As tear gas flew, Dominican lawmakers approve higher taxes
SANTO DOMINGO.- After four hours of intense debate into Tuesday evening and tear gas canister fired outside, the Chamber of Deputies passed 107 to 74, in the first roll call and without amendments the proposed tax reform in which the government aims to raise an additional RD$46.0 billion (US$1.2 billion).
Among the new taxes figure all goods below US$200 bought on the internet; some types of literature, printed materials, newspapers and magazines.
Most types of sausages will not pay sales tax.
The new law will continue the 1% tax on financial assets until December 31, 2013, and also keeps the 10% rate for telecomm services; the 1% tax to the value of vehicles will start in 2014, while a 1% tax will be levied on all real estate assets of individuals that exceed RD$6.5 million.
The property transfer tax was left at 3% on the renewable energy law, which established a 75% exemption from income, but was reduced to 40%, while the 8% increase on the aviation fuel avtur was lowered to 6.5%.
Beauty salons, hairdressers and informal businesses will not be taxed, except those with a purchase volume higher than RD$ 50,000 monthly, which will pay RD$12,000 per year.

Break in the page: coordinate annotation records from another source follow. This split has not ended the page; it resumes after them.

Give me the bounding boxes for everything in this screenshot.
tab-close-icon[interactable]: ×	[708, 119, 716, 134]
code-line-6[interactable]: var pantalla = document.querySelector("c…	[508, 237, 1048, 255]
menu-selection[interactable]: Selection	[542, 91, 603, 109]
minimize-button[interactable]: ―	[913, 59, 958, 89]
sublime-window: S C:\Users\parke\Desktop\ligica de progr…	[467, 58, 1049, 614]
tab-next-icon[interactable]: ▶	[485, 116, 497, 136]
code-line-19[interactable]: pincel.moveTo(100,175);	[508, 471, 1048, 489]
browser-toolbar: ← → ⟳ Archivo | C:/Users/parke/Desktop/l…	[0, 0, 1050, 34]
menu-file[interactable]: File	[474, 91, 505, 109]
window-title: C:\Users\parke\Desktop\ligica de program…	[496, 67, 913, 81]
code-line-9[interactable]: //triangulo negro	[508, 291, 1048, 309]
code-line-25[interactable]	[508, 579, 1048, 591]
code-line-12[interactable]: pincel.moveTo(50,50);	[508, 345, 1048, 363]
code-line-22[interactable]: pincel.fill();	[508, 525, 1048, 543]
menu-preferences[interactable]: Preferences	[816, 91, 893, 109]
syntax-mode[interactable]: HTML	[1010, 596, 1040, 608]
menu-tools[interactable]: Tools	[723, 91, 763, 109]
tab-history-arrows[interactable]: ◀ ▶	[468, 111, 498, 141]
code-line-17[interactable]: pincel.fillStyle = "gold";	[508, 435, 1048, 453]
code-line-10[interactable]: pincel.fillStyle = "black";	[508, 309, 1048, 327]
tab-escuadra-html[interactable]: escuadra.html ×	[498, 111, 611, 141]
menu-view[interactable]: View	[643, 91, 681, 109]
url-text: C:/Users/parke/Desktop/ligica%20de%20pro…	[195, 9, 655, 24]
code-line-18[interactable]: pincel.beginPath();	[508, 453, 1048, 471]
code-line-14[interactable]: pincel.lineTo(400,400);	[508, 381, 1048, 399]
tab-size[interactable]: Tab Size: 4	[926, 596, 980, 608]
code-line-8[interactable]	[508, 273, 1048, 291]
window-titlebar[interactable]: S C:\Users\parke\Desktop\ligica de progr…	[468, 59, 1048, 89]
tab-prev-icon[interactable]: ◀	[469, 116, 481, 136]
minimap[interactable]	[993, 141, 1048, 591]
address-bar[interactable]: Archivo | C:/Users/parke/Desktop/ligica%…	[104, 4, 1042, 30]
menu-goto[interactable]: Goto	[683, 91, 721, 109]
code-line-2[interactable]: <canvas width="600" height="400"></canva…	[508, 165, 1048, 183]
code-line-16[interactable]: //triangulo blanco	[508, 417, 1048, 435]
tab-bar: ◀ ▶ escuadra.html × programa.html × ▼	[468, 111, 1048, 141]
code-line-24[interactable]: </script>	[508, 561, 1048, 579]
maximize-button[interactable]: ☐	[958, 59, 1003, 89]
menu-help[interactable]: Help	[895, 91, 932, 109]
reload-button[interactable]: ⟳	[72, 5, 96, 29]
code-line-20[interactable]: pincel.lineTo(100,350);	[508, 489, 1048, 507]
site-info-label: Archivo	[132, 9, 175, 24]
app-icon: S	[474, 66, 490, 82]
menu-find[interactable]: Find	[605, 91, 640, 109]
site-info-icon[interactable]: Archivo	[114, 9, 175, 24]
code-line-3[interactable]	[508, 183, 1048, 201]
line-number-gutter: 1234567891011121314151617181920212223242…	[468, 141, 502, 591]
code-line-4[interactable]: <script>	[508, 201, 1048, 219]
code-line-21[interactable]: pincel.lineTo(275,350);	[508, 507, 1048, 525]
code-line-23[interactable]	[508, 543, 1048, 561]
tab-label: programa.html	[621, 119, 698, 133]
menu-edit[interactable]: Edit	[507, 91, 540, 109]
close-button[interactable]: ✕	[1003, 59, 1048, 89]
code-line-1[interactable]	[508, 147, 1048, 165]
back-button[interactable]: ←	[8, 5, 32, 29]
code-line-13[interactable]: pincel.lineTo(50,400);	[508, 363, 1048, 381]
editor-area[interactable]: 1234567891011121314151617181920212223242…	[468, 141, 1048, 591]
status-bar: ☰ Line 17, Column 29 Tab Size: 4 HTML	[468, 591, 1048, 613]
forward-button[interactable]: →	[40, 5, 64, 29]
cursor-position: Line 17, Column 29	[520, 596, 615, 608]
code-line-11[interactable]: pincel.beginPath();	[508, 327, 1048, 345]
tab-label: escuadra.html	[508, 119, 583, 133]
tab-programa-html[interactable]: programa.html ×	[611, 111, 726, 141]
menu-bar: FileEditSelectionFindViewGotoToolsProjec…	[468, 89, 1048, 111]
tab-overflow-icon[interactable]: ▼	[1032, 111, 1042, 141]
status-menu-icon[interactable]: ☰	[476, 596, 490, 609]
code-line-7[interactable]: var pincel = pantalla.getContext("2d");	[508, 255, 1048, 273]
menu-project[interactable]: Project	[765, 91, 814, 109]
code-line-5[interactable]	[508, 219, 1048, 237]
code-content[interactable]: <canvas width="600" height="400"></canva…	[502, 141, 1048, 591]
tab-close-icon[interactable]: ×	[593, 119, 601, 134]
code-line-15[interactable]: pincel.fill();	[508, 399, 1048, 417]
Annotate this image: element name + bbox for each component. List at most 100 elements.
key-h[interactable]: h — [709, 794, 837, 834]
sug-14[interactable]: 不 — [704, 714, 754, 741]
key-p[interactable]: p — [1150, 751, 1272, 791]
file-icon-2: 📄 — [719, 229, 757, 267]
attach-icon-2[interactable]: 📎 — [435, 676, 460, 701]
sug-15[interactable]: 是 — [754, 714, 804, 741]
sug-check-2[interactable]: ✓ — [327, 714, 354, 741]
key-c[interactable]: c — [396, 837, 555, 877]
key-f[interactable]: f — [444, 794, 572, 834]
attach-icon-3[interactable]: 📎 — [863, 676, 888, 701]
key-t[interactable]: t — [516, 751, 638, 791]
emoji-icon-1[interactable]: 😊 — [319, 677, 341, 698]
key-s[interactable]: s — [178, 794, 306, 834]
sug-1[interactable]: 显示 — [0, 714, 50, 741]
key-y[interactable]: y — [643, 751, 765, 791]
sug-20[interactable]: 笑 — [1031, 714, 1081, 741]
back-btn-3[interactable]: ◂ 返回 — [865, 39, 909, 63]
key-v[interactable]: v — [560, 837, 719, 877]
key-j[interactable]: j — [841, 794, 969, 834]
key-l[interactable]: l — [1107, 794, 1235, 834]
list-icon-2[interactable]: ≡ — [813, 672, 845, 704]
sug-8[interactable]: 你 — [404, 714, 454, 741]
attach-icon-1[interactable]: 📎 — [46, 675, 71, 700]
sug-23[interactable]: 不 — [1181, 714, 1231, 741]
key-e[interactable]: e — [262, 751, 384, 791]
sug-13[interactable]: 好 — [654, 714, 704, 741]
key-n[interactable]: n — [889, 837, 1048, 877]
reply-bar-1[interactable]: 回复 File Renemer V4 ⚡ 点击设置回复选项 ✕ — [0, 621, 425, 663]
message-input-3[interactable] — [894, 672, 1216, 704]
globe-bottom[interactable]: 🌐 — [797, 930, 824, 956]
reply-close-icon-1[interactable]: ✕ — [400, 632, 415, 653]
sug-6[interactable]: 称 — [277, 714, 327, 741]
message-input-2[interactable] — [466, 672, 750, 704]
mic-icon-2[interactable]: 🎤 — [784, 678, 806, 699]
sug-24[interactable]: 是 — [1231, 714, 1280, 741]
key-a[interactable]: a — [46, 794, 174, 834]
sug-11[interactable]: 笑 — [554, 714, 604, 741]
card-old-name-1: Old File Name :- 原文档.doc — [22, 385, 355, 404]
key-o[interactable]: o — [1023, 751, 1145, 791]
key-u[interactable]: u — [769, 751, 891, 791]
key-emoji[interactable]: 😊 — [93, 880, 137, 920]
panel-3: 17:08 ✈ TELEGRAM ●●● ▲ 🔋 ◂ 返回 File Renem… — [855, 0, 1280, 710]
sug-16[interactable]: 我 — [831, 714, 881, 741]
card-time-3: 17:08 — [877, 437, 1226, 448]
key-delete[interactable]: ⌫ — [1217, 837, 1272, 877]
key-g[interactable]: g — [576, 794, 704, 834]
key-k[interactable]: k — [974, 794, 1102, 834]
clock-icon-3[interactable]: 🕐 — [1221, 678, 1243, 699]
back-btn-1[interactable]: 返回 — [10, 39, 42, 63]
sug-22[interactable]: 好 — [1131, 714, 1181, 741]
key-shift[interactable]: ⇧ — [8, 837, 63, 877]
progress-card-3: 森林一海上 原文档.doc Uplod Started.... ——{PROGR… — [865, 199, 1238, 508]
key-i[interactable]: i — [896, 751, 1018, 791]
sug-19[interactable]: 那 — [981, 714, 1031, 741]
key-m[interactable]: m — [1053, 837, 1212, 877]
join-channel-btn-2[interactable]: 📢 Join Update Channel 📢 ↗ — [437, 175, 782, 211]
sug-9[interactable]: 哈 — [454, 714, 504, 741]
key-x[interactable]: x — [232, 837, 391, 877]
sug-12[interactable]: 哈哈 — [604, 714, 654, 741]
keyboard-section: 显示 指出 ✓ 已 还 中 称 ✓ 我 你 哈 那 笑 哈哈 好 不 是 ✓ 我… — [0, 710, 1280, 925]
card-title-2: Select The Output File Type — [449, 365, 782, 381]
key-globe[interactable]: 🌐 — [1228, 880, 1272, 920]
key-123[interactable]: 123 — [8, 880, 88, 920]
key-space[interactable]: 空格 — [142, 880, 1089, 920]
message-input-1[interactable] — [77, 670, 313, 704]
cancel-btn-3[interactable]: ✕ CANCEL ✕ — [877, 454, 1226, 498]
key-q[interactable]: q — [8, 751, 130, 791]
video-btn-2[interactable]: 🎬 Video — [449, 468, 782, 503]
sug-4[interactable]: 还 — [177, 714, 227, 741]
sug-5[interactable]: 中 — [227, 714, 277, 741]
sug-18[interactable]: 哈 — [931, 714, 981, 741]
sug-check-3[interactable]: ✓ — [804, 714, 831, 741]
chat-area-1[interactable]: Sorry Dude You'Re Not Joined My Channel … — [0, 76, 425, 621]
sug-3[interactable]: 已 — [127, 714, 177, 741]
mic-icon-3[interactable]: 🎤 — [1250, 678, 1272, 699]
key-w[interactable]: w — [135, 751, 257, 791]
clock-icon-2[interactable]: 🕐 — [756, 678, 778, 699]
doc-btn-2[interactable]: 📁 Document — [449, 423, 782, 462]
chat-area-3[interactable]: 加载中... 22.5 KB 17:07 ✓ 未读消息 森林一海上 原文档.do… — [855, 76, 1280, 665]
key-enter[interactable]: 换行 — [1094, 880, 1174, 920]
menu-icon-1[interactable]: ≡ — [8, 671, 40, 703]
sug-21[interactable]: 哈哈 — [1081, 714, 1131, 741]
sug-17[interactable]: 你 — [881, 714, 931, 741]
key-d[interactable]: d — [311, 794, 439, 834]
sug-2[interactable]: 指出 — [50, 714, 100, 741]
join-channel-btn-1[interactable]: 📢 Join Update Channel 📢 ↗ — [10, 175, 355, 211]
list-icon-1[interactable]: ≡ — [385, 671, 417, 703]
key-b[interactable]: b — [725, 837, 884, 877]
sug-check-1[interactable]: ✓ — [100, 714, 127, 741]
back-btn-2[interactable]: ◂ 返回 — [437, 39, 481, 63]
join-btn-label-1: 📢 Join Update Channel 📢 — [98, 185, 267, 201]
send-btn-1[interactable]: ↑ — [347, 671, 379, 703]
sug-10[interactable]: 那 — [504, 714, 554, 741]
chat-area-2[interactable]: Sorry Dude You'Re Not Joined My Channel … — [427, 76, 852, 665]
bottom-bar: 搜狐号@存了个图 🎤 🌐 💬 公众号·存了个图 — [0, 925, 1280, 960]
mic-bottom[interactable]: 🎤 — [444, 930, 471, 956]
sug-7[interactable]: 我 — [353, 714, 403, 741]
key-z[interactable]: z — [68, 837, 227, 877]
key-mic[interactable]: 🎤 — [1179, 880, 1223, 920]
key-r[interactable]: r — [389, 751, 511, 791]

Local sales by free zones will be taxed at 3.5%; the mandatory tip in restaurants will remain at 10%; CO2 emissions from vehiles will pay a tax of 0.1, 2 and 3%.
While the deputies debated the bill, hundreds of people called by social organizations and opposition parties gathered outside Congress to protest the legislation.
After the session, police fired tear gas at the crowds that stood firm and waited for the lawmakers to leave the premises.